For instance, I don’t have to question my entire childhood just because things are different now. My childhood wasn’t unreal. I wasn’t unloved. It was just a temporary thing. A sweet, sacred, imperfect, lovable time in my life which I can look back on, both with fond memories and with the objectivity that comes with adulthood.
When I lived in Maine, I had a family. I didn’t realize it at the time, nor did I appreciate it as much as I should’ve, but a small band of individuals claimed me. They took me in. They called me theirs. Even though I did nothing to “deserve” it. That’s another characteristic of family- you don’t have to earn their love or prove yourself or “qualify” in order to belong; they just love you. Again, it’s imperfect love, but it’s still love.
And love, whenever it shows up in life, is a gift from God.
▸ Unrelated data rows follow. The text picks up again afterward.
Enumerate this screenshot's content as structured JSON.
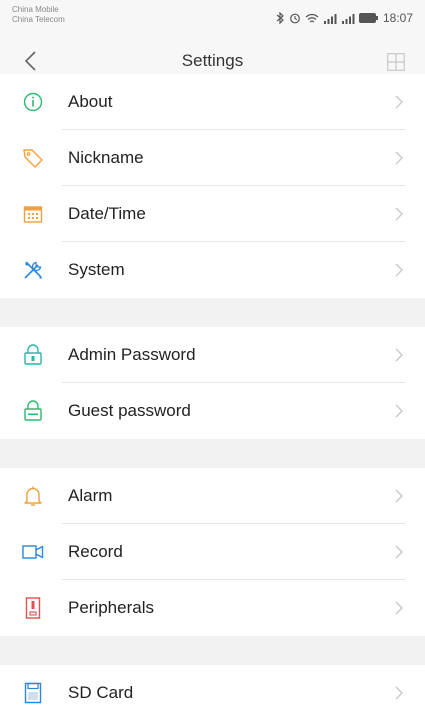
{
  "status_bar": {
    "carrier_1": "China Mobile",
    "carrier_2": "China Telecom",
    "time": "18:07"
  },
  "header": {
    "title": "Settings"
  },
  "colors": {
    "info_green": "#2eb872",
    "orange": "#f2a03d",
    "blue": "#2b87d9",
    "teal": "#28b6a6",
    "red": "#e25050",
    "chevron": "#c8c8c8"
  },
  "settings_groups": [
    {
      "items": [
        {
          "icon": "info-icon",
          "label": "About"
        },
        {
          "icon": "tag-icon",
          "label": "Nickname"
        },
        {
          "icon": "calendar-icon",
          "label": "Date/Time"
        },
        {
          "icon": "tools-icon",
          "label": "System"
        }
      ]
    },
    {
      "items": [
        {
          "icon": "lock-icon",
          "label": "Admin Password"
        },
        {
          "icon": "lock-icon",
          "label": "Guest password"
        }
      ]
    },
    {
      "items": [
        {
          "icon": "bell-icon",
          "label": "Alarm"
        },
        {
          "icon": "video-camera-icon",
          "label": "Record"
        },
        {
          "icon": "device-icon",
          "label": "Peripherals"
        }
      ]
    },
    {
      "items": [
        {
          "icon": "sd-card-icon",
          "label": "SD Card"
        }
      ]
    }
  ]
}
There is purpose in the loneliness. God doesn’t waste anything. Not one tear, not one prayer, not one dream or hope or longing, not one single moment of suffering or joy have gone undetected to Him.
He knows me. He knows what makes me laugh spontaneously, even when there’s no one around to hear. He knows what makes me tilt my head toward heaven and thank Him. And He knows what makes me fall to my knees and plead with Him. He knows the empty places in my heart. And He knows what I need.
Infinitely better than I ever could, the Lord provides for me.
He will give me surrogate mothers and sisters, fathers and brothers and grandparents as He sees fit.
And my friends’ children? My nieces and nephew? My clients and their children? Not having children of my own right now enables me to fully embrace and love the other children in my life.
No longer having faces I can rely on seeing around the table on Thanksgiving has enabled me to expand my definition of family. And the beauty of that? Not only does God provide for me, but He provides for them as well. The people in my life who I call family? Not only are they my family, but I am theirs. We are doing life together- combating loneliness with love and laughter and the comfort that comes from really knowing someone. That’s yet another characteristic of family- family is who you do life with.
Lord, expand our narrow view- of family, and love, and what we “need”. Change our definition of what our life “should” look like. Change our perspective. Help us see more clearly just how well taken care of we are. Help our prayers be punctuated with hallelujahs.